Paths
Here is an overview of the folder layout of the study template.
There are a few files in the root to be aware of. There is a README and
LICENSE file for the study template. Note that the README is named
README-study-template.md
. There is a second README named sample-README.md
that is a template for the README for your study. You should copy this file to
README.md
and edit it to describe your study. Also update the LICENSE
file
to reflect the license for your study.
There is also a Makefile
to control running the analyses. To go with that, a
Makefile.study
gets automatically regenerated as you modify your study.
The study-config.json
is the main entry point for the study. This is where
you define datasets to query, queries, where to store the output, and the
analyses to run on that data. This is the file that you will need to edit.
This is described further in other sections of the documentation.
Finally, there is a jobs.json
that tracks the Boa job numbers for any queries
run. This file should not be directly modified.
Queries: boa/
These are the Boa queries used to generate data for the paper. You are free to organize this folder however you like, for example by making subfolders for different categories of queries. If your study is querying multiple languages, you may want to make a subfolder for each language.
Data: data/
This is the output of the Boa queries (the .txt
) files, as well as processed
versions of that output (.csv
and .parquet
). While it can be sometimes
useful to inspect the raw output, most of the time you should not need to
access files in this folder.
Analyses: analyses/
This is where the Python scripts for generating figures and tables go.

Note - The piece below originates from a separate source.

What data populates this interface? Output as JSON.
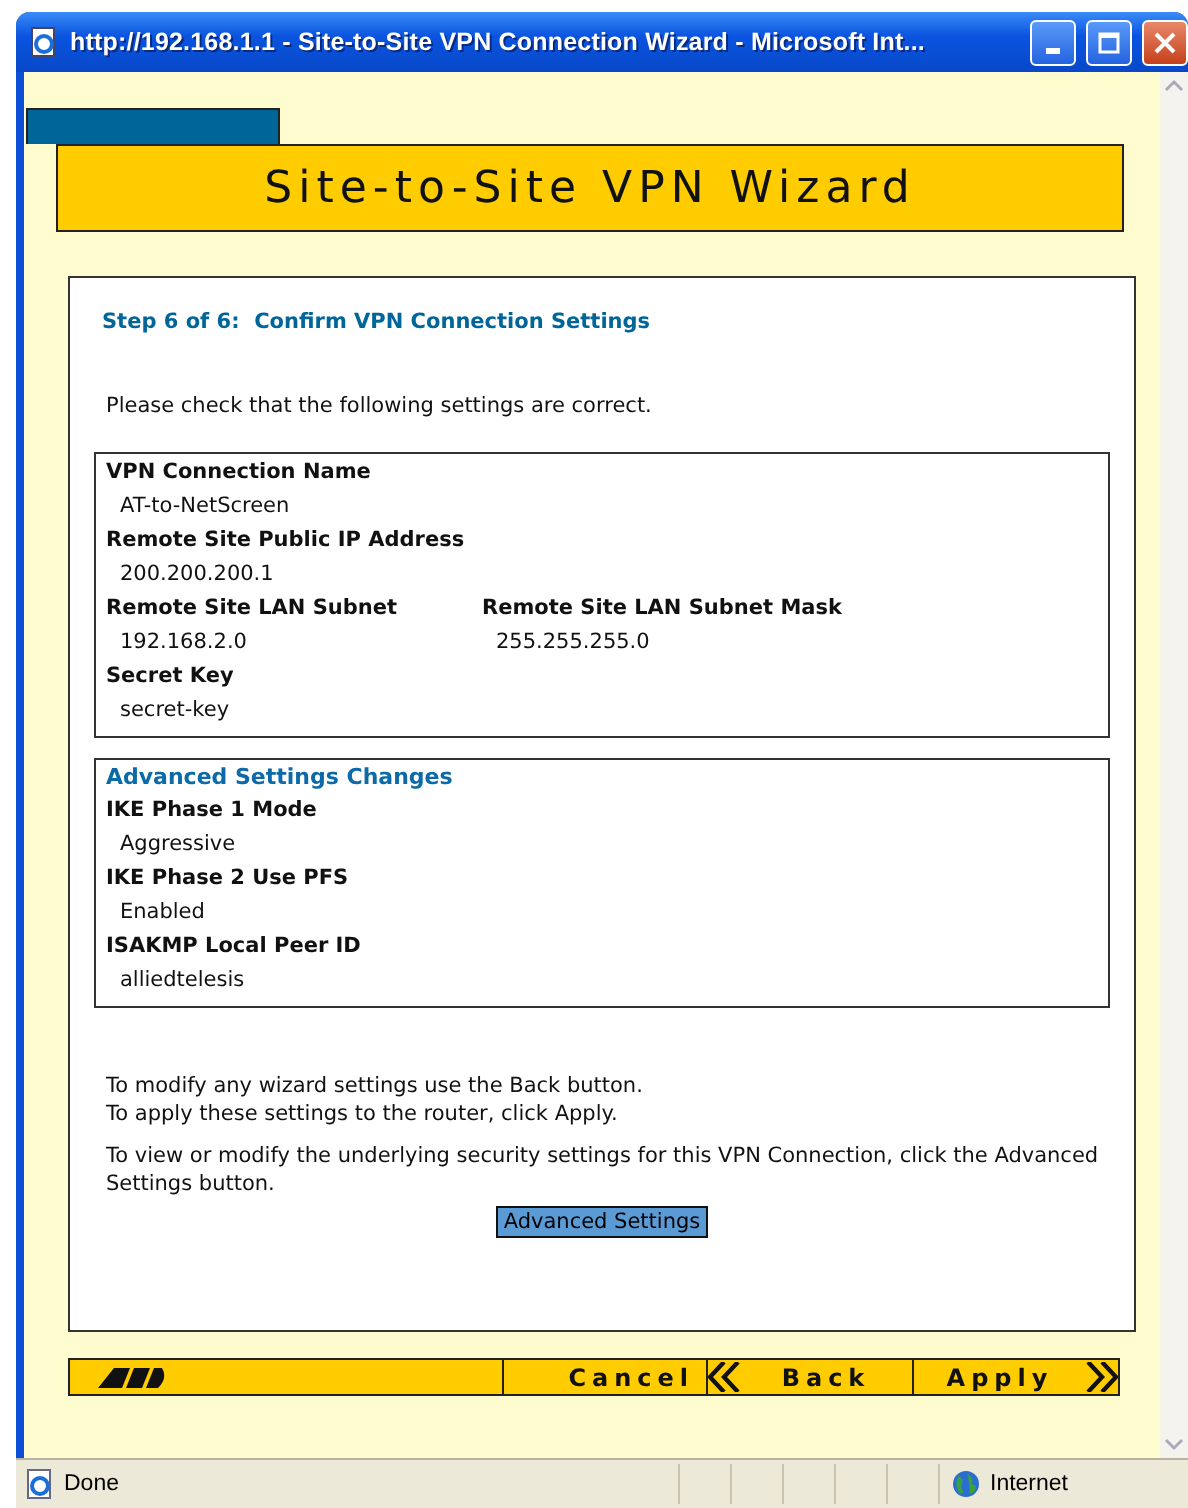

There is a subfolder common/
that contains helper functions for processing
the data and generating figures/tables.
Generated Figures: figures/
Any generated figures (.pdf
) from the analyses will go into this folder.
Generated Tables: tables/
Any generated tables (.tex
) from the analyses will go into this folder.
Other Folders
The bin/
folder has scripts used by the study template for things like
submitting queries to Boa and downloading output, managing the Zenodo deposit,
and keeping the Makefile up to date. You generally will not need to manually
run most of these, as the Makefile should manage things for you.